Pendant cette drôle de guerre les vols de reconnaissance se succédaient les uns aux autres, et notamment pour les équipages d’ANF Les Mureaux 115/117. Malgré la lenteur et la vulnérabilité de leurs avions, les pilotes français n’hésitèrent jamais à franchir les lignes ennemies pour rapporter le maximum de clichés. Cependant les pertes étaient élevées. L’un des principaux faits d’armes de ces pilotes fut le survol le 12 mai 1940 des Ardennes belges. Là les équipages repérèrent des colonnes de panzers prêtes à fondre sur les armées alliées. Malgré les photos rapportées jamais l’état major français ne prit cette information au sérieux. Grand mal leur en a pris, comme l’avenir allait cruellement leur faire comprendre.
Dès le début de la Bataille de France les ANF Les Mureaux 115/117 furent également engagés dans des opérations d’attaques légères et d’appuis aérien rapprochés. Sans aucune capacité de bombardement en piqué ces avions frappaient avec une assez grande fiabilité les troupes allemandes. Leur lenteur était devenue une qualité remarquable. Le 13 mai 1940 lors de la percée de Sedan des ANF Les Mureaux 115 et 117 participèrent à une contre-offensive face aux forces de la Wehrmacht. Ils détruisirent plusieurs panzers ainsi que des camions et des automitrailleuses. Cependant la couverture aérienne de la Luftwaffe mit fin aux espoirs des pilotes français.

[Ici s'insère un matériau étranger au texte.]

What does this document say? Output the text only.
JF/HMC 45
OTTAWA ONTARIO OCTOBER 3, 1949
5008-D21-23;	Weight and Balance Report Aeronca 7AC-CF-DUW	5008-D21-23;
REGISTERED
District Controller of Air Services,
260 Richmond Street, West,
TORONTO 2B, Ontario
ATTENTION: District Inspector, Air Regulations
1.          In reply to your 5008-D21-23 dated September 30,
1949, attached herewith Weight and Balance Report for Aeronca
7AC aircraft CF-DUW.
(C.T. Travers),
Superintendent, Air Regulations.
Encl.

Sur les plus de 200 alignés au début de la guerre, seule une petite vingtaine volait encore lors de l’armistice franco-allemand du 22 juin 1940. Quelques pilotes avaient notamment déserté avec leurs avions, pour rejoindre l’Angleterre lors de l’évacuation de Dunkerque. Ils furent intégrés dans la Royal Air Force, mais leurs avions avaient déjà été ferraillés par les Britanniques. En France les autorités allemandes d’occupation autorisèrent l’Armée de l’Air de l’Armistice à conserver quelques ANF Les Mureaux 117 pour des missions d’entraînement avancé et de liaisons. Cependant ces avions volèrent peu.
Appareil dépassé lors de l’entrée en guerre de la France en 1939, les ANF Les Mureaux 115/117 furent pourtant parmi les avions militaires de première ligne qui volèrent le plus jusqu’en juin 1940. Ils furent les avions les plus construits par ce constructeur méconnu de nos jours. Il ne semble plus en demeuré aucun de nos jours.